Rebecca Gardner admitted that as a first-year PA student, she sometimes feels a little selfish, though not necessarily in a negative way. 

“It’s a time when you’re studying all the time, you have deadlines and you’re thinking a lot about yourself,” she said. “You’re bettering yourself.” 

That kind of focus is a necessity for PA students to make it through their didactic year. But Gardner said it’s also important to think about others. “There’s more to life than just books and knowledge and studying,” she continued. “You have to be able to give back and start that now, not wait until we’re medical professionals.” 

Finding time to volunteer is an important way for first-year students to stay grounded in their pursuit of health care careers, while serving the community as well. 

Help Where It’s Needed 

Wake Forest PA students at both the Boone and Winston-Salem campuses have been finding ways to volunteer. 

In Boone, where Gardner is a student, students’ volunteering has centered on the Health and Hunger Coalition. While most of the work uses the students’ health care knowledge, the work can vary widely. 

Two young women wearing blue face masks and jackets give a thumbs-up gesture in front of a brick building

“We typically volunteer with the pharmacy,” Gardner continued, adding that the students lend a hand wherever it’s needed. “We’ve done canned food drives, diaper drives, we’ve written Christmas cards to assisted living residents.” 

Jacky Chun, one of Gardner’s classmates who also volunteers at the Health and Hunger Coalition, said they are sometimes there to simply lend a helping hand. “We clean, we sweep the floors, we organize the pantry,” she said. “Anything they needed help doing, we did it.” 

In Winston-Salem, students volunteered at the Community Care Clinic, a free health care clinic for people who cannot afford health insurance. First-year PA student Victoria Wimalarathna coordinated student volunteers from the Wake Forest PA program. 

“I wanted to get a partnership set up between the clinic and my class,” Wimalarathna recalled, saying that she reached out to the clinic to see what they needed from volunteers. Student volunteers at the clinic help by taking patients’ vitals, talk with patients as they come in, and generally take some of the burden off the physicians and nurses who work there. 

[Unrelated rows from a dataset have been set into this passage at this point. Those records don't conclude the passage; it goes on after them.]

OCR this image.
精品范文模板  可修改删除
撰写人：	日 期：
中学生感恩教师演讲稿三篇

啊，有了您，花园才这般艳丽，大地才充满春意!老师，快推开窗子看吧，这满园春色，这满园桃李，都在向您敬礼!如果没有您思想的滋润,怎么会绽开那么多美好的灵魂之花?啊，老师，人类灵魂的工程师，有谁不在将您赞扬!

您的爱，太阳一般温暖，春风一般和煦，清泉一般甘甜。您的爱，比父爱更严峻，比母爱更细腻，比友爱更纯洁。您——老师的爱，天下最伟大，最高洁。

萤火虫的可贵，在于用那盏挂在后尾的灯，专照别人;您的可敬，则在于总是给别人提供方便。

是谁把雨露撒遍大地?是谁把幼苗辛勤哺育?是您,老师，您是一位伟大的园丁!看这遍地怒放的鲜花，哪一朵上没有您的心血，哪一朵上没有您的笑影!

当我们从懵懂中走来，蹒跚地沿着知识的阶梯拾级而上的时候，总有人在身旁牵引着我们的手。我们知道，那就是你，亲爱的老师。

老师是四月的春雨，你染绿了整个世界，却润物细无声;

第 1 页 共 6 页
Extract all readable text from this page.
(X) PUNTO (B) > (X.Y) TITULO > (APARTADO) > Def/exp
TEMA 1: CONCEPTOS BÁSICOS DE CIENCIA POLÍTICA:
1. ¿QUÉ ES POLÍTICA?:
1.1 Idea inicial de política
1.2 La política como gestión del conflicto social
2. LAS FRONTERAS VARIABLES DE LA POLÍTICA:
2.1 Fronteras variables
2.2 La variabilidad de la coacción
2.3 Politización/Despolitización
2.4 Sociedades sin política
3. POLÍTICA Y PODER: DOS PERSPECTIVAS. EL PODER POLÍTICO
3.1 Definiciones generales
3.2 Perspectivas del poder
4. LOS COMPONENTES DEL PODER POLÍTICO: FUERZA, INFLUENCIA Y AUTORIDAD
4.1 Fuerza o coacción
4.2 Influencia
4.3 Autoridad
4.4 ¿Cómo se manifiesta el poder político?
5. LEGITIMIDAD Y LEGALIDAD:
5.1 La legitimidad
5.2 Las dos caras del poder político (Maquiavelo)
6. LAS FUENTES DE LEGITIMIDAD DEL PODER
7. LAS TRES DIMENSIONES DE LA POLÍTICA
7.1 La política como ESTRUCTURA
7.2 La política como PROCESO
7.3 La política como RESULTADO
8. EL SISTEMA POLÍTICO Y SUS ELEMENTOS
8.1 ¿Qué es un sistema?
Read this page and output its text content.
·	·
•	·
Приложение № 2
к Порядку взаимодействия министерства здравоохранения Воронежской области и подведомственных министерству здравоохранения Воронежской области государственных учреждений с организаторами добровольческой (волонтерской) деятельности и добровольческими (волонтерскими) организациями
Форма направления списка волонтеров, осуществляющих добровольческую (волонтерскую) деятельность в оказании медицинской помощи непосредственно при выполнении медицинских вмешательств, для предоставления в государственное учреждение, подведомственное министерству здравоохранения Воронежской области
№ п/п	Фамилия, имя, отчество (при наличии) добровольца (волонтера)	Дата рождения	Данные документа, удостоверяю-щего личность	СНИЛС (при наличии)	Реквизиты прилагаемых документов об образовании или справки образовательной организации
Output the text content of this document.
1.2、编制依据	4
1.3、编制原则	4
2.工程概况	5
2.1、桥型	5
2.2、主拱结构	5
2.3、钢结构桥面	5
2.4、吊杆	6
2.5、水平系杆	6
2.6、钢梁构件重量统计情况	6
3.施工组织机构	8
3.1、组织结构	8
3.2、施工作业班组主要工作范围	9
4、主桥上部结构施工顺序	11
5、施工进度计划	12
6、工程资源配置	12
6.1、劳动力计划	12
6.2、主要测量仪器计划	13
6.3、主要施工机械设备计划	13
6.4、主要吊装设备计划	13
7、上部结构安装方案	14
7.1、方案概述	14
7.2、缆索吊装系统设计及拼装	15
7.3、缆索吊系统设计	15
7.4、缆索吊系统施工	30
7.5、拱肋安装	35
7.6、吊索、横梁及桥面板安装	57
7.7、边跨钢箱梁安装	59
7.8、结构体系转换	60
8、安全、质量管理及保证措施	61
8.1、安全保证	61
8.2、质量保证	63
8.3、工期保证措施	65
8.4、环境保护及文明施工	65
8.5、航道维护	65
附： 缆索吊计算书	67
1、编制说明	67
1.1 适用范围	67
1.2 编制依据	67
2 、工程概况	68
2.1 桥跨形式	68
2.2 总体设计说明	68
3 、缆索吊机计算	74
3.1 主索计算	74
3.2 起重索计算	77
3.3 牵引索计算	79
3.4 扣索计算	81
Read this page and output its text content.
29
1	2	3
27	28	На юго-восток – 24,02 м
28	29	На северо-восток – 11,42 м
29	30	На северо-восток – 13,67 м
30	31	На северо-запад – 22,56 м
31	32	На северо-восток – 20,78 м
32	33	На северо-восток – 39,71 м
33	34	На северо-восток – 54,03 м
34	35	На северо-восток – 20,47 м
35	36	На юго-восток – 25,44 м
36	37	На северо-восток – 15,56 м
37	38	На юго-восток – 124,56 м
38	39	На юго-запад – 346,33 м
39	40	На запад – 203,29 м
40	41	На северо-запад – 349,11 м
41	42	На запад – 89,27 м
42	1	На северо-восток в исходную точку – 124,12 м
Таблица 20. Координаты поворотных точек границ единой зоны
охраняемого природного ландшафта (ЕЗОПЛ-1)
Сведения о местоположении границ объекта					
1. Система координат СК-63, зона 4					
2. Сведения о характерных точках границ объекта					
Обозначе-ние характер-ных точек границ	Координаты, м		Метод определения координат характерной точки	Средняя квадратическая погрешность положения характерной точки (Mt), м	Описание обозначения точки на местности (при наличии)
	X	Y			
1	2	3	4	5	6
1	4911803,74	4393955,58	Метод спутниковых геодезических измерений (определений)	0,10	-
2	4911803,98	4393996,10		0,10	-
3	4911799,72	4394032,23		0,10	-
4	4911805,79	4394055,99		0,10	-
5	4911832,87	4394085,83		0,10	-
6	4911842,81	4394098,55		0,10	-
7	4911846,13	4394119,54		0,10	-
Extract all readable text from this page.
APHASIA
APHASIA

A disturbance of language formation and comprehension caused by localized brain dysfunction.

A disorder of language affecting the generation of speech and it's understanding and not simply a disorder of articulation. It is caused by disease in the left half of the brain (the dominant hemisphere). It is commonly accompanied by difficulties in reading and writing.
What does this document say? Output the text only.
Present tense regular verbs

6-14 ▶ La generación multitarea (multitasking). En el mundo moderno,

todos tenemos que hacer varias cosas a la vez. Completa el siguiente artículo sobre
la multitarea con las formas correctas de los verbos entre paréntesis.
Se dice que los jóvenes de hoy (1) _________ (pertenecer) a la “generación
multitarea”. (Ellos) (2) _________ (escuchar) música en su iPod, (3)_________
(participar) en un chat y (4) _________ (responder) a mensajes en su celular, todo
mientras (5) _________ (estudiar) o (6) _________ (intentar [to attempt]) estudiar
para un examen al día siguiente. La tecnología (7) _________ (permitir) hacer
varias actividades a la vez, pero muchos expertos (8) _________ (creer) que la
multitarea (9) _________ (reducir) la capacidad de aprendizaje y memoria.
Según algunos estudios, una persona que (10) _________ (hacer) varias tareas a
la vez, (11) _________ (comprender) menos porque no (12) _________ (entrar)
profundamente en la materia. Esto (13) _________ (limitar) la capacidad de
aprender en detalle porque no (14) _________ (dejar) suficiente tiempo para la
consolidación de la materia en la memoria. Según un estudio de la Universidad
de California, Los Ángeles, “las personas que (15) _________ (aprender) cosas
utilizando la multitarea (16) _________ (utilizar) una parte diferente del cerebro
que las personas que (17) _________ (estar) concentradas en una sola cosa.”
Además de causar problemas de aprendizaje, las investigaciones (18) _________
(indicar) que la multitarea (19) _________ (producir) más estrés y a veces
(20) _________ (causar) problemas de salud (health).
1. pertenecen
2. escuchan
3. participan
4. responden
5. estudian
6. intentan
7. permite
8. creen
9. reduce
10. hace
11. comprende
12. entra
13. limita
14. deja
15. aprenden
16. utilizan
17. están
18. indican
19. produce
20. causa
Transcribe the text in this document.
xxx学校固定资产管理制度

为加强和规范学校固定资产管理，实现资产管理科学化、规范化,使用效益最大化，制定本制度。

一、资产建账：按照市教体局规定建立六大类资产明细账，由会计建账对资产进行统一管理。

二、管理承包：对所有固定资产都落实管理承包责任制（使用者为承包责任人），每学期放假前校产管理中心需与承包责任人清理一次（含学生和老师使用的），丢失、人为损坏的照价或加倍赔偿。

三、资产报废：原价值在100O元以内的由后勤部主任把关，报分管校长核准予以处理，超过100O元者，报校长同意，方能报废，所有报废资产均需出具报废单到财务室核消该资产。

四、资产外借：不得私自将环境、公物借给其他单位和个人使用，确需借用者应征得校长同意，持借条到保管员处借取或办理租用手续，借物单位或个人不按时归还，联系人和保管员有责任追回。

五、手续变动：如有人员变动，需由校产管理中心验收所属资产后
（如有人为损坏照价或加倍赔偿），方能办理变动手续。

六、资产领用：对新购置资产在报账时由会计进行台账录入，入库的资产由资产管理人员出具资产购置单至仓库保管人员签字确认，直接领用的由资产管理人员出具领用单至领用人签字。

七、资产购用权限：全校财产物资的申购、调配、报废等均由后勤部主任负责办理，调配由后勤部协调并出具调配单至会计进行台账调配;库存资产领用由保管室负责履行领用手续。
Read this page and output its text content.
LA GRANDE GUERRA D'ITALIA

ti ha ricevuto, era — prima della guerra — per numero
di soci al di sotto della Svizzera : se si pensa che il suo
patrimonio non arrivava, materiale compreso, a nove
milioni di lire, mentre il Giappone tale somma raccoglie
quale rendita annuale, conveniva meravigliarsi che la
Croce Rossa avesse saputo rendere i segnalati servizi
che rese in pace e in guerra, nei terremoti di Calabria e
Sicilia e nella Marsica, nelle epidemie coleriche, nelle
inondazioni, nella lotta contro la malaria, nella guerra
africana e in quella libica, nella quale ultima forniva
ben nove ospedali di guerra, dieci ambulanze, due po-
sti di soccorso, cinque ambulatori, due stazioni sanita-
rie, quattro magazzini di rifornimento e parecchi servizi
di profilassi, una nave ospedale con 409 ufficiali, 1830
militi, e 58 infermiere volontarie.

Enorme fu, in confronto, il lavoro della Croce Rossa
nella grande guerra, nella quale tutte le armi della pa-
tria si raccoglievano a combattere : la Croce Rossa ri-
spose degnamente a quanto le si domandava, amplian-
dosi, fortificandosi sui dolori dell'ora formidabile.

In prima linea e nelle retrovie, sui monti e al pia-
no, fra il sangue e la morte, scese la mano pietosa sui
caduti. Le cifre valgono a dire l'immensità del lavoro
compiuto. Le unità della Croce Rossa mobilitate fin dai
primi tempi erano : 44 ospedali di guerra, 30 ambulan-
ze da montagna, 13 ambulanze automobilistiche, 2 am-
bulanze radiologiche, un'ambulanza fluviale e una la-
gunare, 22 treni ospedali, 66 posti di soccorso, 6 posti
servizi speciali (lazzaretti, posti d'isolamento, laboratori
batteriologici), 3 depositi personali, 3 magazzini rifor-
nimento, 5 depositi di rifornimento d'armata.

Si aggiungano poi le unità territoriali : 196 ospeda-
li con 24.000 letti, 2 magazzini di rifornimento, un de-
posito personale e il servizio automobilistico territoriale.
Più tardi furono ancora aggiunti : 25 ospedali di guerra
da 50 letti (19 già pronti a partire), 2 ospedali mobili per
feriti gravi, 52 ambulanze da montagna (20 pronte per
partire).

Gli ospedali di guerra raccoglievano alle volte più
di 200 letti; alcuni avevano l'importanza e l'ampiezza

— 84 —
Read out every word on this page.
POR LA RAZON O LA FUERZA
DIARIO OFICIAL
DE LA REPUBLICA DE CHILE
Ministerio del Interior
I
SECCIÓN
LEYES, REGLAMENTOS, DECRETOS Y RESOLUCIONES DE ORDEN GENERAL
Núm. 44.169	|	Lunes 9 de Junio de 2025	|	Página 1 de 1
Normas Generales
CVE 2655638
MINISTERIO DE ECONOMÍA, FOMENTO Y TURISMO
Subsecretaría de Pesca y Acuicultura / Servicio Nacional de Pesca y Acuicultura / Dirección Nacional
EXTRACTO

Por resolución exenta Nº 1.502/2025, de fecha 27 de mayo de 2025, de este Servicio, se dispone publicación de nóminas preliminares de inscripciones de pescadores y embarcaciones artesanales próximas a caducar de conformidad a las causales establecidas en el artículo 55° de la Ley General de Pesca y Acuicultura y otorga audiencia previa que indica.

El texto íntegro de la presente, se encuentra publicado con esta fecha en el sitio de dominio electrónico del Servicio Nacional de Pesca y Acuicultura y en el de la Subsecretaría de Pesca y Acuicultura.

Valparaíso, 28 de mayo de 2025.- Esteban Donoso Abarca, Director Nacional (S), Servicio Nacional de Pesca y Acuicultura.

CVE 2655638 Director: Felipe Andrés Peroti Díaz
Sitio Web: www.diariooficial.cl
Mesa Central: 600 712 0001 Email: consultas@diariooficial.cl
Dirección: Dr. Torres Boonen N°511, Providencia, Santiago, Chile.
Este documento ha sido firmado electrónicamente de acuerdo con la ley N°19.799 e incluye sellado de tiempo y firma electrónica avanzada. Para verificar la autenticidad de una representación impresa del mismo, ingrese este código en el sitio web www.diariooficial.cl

Since many of the patients who come in only speak Spanish, Madison Redwine uses her ability to translate to help while she volunteers. “I help by interpreting for the patients who don’t speak English, working with the providers and nursing staff,” she said. 

Two young women wearing blue face masks gesture toward neatly arranged pantry shelvesEnriching Experience

Whether they are applying their medical skills with patients or performing manual labor like mopping floors, all the student volunteers say they get a strong sense of satisfaction by helping people in need. 

“We get a lot out of it because we really make a difference in people’s days,” said Redwine. “I think we give comfort to the patients. They’re so thankful.” 

Chun, whose volunteer work is mostly non-medical, says volunteering helped her connect to her adopted community. “I didn’t know much about the small town of Boone, and I didn’t know there were so many low-income families,” she said. “It was really nice to see so many people there to help out.” 

Wimalarathna added that volunteering added a dose of reality to all of the studying and coursework. “We get so caught up in going to school that we can forget the reason we’re in PA school, which is to help patients,” she said. 

Gardner credited the culture of community service at Wake Forest as a reason so many students volunteered, noting that it’s important to maintain that mindset. “Wake is a hard school to get into, and we’ve all had incredible volunteering experiences,” she said. “To continue that through school just increases the chances you’ll continue it after school.” 

But she stresses that you don’t need to be a PA student to volunteer, and urges everyone to find ways to give back to their communities. “The opportunities are out there, and it doesn’t take much to find them,” she said. “It’s really important to look around you and see where the needs are, and then try to do your best to fill them.”